Much of the activity in this area centers on entry of engineering drawings to Computer-Assisted Design / Computer-Assisted Manufacture (CADCAM) systems [KSO90,VT92]. A project for input of integrated circuit diagrams has reported cost-efficient conversion of drawings compared with conventional manual input. This project offers evidence that new circuits can most efficiently be created on paper and then encoded by recognition processes. The claim is that this is better than direct input at a terminal, due to the small screen sizes on present-day equipment. A commercial version of such a system is available. Other research in progress aims at obtaining 3-D models for multiple views in drawings of manufactured parts. Research progress has also been reported in conversion of land-use maps.
One source of motivation for work in document analysis has been the great increase in image systems for business and government. These systems provide fast storage, recall and distribution of documents in workflow processing and other applications. Document analysis can help with the indexing for storage and recall, and can partition the image into subregions of interest for convenient access by users.
In the near future such capabilities will be extended to the creation
of electronic libraries which will likewise benefit from
automatic indexing and formatting services. In the longer
range, efforts will increase to interpret more of the information
represented in the stored images, in order to provide more flexible
retrieval and manipulation facilities
[D
92].
How will document analysis capabilities have to improve to meet future needs? There is a strong need to incorporate context, particularly language context, into the models that govern document analysis systems. Over 35 years of research and development have still not been able to produce OCR based on shape that has the accuracy of human vision. Contextual knowledge must be invoked in order both to minimize errors and to reject documents that can not be interpreted automatically. An important research issue here is how to define such constraints in a generic way, such that they can easily be redefined for different applications. Beyond this, how are such rules to be converted to software that integrates with recognition processes in order to optimize performance?

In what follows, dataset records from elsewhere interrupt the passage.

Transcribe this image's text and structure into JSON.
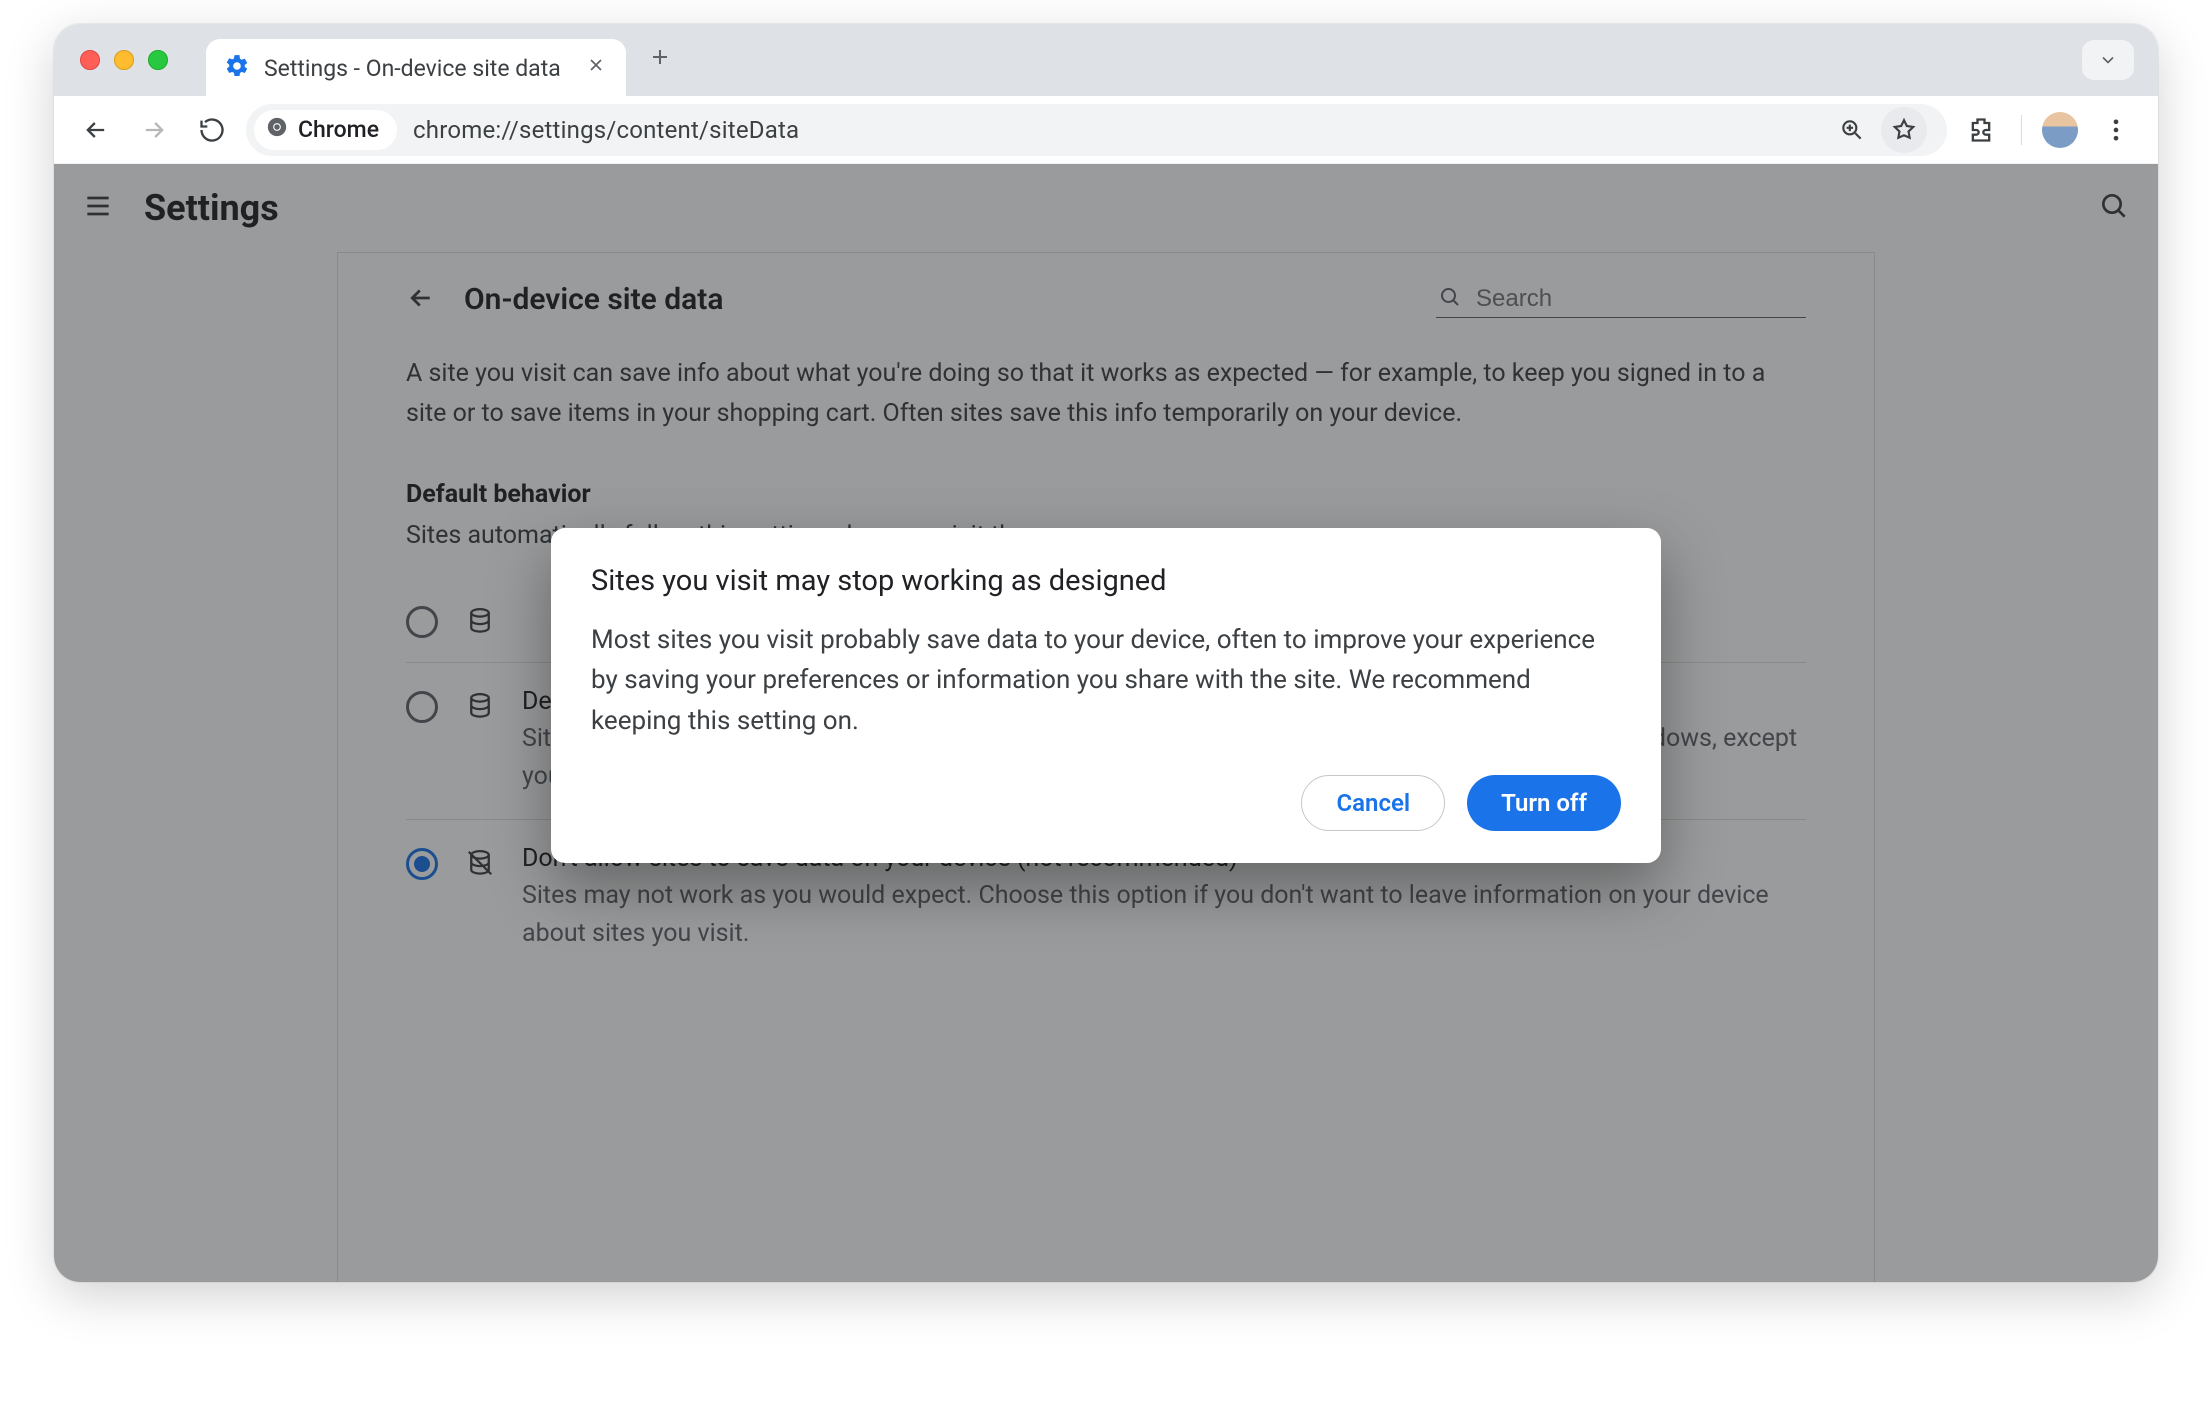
{
  "window": {
    "tab_title": "Settings - On-device site data",
    "url": "chrome://settings/content/siteData",
    "omnibox_chip": "Chrome"
  },
  "appbar": {
    "title": "Settings"
  },
  "page": {
    "title": "On-device site data",
    "search_placeholder": "Search",
    "intro": "A site you visit can save info about what you're doing so that it works as expected — for example, to keep you signed in to a site or to save items in your shopping cart. Often sites save this info temporarily on your device.",
    "default_behavior_label": "Default behavior",
    "default_behavior_help": "Sites automatically follow this setting when you visit them"
  },
  "options": [
    {
      "id": "allow",
      "selected": false,
      "icon": "database",
      "title": "",
      "desc": ""
    },
    {
      "id": "delete-on-close",
      "selected": false,
      "icon": "database",
      "title": "Delete data sites have saved to your device when you close all windows",
      "desc": "Sites will probably work as expected. You'll be signed out of most sites when you close all Chrome windows, except your Google Account if you're signed in to Chrome."
    },
    {
      "id": "block",
      "selected": true,
      "icon": "database-off",
      "title": "Don't allow sites to save data on your device (not recommended)",
      "desc": "Sites may not work as you would expect. Choose this option if you don't want to leave information on your device about sites you visit."
    }
  ],
  "dialog": {
    "title": "Sites you visit may stop working as designed",
    "body": "Most sites you visit probably save data to your device, often to improve your experience by saving your preferences or information you share with the site. We recommend keeping this setting on.",
    "cancel": "Cancel",
    "confirm": "Turn off"
  }
}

Linguistic analysis may not simply be a postprocessing stage in future document analysis systems. Modern recognition processes often perform trial segmentation of character images and choose the best segmentation from a set of alternatives using recognition confidence as a guide. Such an operation might be performed most reliably if it were implemented as a sequential process, with contextual rules governing the choice of the sequence.
In order to facilitate future progress in document analysis, there is a need for a number of scanned document data bases, each representative of a different class of documents: text, engineering drawings, addresses, forms, handwritten manuscripts, etc. Currently such collections are limited to text-oriented documents. With access to common research material, different researchers will be able to compare results and gain greater benefit from each other's efforts.